Some time ago, within the products offered, the company Capel’s Co-operate also had Pisquera grapes, a crop that today has virtually no production. As Italo Schiappacasse recalls, at one time, they produced a million kilos of this type of grape. Eventually, they became old Parrones, producing very little, while the prices of these grapes fell considerably. “In the upper valleys, it is difficult to produce Pisquera grape in high volumes because the climate is arid; producing 25,000 kilos per hectare was not profitable to continue, ” adding that they do not plan to re-incorporate it, even in those areas which have been changed to table grapes.
But expanding your product basket is not something you reject entirely.

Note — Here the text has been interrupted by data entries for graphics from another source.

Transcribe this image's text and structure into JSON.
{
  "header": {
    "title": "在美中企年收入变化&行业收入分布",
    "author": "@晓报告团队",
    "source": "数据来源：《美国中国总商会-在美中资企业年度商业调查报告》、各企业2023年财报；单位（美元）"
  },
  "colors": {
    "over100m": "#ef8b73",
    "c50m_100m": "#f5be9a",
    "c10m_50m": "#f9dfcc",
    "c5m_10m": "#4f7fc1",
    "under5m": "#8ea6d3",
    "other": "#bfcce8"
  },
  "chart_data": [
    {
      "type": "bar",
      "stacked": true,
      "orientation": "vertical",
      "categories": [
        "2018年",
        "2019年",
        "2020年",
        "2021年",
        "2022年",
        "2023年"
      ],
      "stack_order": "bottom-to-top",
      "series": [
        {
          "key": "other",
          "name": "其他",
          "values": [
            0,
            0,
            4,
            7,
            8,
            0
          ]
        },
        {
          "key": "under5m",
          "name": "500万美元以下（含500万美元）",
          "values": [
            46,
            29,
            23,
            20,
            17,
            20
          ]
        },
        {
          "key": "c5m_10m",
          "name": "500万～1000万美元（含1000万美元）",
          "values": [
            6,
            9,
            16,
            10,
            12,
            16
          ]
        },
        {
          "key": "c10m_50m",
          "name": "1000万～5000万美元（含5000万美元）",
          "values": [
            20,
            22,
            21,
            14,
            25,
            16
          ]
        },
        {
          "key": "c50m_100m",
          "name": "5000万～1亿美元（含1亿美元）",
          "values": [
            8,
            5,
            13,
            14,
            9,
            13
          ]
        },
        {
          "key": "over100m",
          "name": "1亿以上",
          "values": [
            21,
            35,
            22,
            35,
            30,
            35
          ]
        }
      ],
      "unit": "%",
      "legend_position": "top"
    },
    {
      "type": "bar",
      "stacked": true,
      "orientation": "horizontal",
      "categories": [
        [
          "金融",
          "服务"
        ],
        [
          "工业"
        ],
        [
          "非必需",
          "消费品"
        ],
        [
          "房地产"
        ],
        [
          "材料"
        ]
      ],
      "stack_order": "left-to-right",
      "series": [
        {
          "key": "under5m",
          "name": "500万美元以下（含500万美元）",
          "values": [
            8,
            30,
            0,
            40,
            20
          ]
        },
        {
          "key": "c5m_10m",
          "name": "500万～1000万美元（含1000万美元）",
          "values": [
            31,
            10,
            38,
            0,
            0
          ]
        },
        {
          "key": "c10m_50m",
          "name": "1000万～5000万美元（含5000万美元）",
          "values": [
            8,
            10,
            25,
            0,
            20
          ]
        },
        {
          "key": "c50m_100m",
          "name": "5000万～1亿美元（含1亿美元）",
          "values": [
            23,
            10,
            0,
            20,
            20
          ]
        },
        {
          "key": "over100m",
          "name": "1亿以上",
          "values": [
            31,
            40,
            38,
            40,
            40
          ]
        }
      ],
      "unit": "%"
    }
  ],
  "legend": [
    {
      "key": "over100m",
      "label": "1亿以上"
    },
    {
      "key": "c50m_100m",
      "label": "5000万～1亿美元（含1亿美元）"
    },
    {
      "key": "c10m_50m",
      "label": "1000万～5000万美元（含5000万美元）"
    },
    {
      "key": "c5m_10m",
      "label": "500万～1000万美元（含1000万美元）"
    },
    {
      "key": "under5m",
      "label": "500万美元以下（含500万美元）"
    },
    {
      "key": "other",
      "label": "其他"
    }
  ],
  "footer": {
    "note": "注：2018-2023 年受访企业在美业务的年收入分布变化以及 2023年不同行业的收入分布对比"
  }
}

First, the objective is to consolidate the current growth to produce around 500,000 crates of grapes with the plantations they already own. That’s when I could think of diversifying the production matrix, also cultivating citrus fruits, which adapt very well to the dry climate zone.
Schiappacasse clarifies that there are crops of clementine that have done well in production and date of harvest, plus it has a different installation cost than the grape and demands less labour.
There were many products in the marketplace that did not correspond to the quality that was sought. Thus, the fruit was accumulated at the destination, and the marketing was complicated for all arriving, resulting in lower income. This was the panorama experienced in the table grape industry in recent seasons. Despite it, Italo Schiappacasse is optimistic. Warns that this season there will be a much smaller offer in volume and a lot better quality, which can be sold very quickly.
But in his opinion, there is a point at which the whole fruit industry must move forward, and it is a fact of being united to look for common goals, such as markets or soft financings for investments. These aspects are difficult to achieve on an individual basis.
“If it is a united industry or producers ‘ associations where they can join forces for a common goal, I think it can be achieved. You could try to have a more business-friendly infrastructure financing and put pressure on the markets to search for new ones, “he suggests that cooperatives are ideal.
One of the pillars of the Ministry of Agriculture is to enhance the associativity and creation of cooperatives, however, knowing very well the case of Capel, Schiappacasse assures that they are tough to function efficiently.
The table grape industry has been challenged and still faces several challenges. However, Italo feels optimistic, and all the difficulties he has overcome until today give him a good reason. The key is to listen to the needs of the markets but, above all, to be one step ahead.